Sur les plans politique et institutionnel, les principaux défis auxquels le sous-secteur fait face restent notamment sa faible prise en compte dans les projets et programmes qui privilégient en général le sous-secteur de l’eau et la faible application des textes. Sur le plan financier, la problématique d’accès à un crédit approprié demeure un obstacle important. De ce point, il ressort que seulement 5% des opérateurs ont eu accès aux sources de financement formel ou d’ONG/fondations et associations. Quelle que soit la source de financement, les montants obtenus restent faibles. En ce qui concerne les infrastructures, l’étude montre que les sites de dépotage aux bonnes normes demeurent insuffisants et n’existent que dans les grandes villes. En ce qui concerne les opérateurs mécaniques, l’étude a noté que les camions utilisés sont en général vétustes et consomment excessivement le carburant. Cela réduit les gains, et encourage le dépotage dans les lieux inappropriés. Pour le capital humain, les enquêtes montrent que les opérateurs ont un faible niveau d’instruction (81,08% sans aucun niveau d’instruction) et n’ont reçu aucune formation professionnelle en lien avec les BV. Enfin, un défi non moins important à relever est relatif aux mauvais comportements d’environ un tiers (30%) des ménages qui continuent de déverser la plupart de leurs déchets dans l’espace public au lieu de faire appel aux services d’assainissement en place.

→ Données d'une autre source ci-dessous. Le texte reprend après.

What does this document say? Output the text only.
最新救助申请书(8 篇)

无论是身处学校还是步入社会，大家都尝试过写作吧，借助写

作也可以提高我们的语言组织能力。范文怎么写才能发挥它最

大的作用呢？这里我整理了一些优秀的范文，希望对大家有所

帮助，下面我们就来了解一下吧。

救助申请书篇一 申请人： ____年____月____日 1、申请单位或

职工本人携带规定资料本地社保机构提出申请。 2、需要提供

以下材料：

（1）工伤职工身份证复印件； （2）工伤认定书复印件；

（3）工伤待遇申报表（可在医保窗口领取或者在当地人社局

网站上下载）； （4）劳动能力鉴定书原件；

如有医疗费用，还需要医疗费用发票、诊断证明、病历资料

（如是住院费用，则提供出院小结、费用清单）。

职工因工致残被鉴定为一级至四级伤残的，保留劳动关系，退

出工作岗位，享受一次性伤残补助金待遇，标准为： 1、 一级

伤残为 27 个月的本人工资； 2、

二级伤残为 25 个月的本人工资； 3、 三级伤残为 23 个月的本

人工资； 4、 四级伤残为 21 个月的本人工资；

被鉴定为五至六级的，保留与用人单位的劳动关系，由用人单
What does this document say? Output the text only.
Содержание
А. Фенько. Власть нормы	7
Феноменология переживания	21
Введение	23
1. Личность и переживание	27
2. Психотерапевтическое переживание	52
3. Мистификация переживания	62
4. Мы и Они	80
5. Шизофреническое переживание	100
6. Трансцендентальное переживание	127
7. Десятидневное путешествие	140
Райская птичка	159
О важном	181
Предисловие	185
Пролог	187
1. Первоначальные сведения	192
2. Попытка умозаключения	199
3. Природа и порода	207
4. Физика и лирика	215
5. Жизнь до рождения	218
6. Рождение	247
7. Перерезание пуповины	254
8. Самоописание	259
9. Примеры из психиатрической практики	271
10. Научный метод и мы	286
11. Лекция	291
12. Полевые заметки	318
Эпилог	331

Globalement, une analyse croisée de ces faits et constats suggère six (6) types d’interventions déclinées en onze (11) recommandations.

Meilleur positionnement du sous-secteur des boues de vidange dans la décision publique
Recommandation 1 : attirer l’attention des décideurs spécifiquement sur la question de la gestion des boues de vidange à travers la tenue de rencontres et d’ateliers de sensibilisation ciblés, notamment sur la question de la budgétisation.
Recommandation 2 : Vulgariser davantage les textes, spécifiquement ceux relatifs au sous-secteur des BV, notamment par leur traduction dans les langues nationales les plus couramment utilisées et des rencontres d’échanges directs avec les acteurs concernés.
Renforcement des capacités techniques et managériales des opérateurs privés
Recommandation 3 : Renforcer les capacités techniques des opérateurs privés pour leur permettre de développer tout leur potentiel et d’investir tous les segments porteurs du sous-secteur des BV. Cela peut se faire à travers des voyages d’étude et de démonstration ou des formations spécialisées selon le besoin.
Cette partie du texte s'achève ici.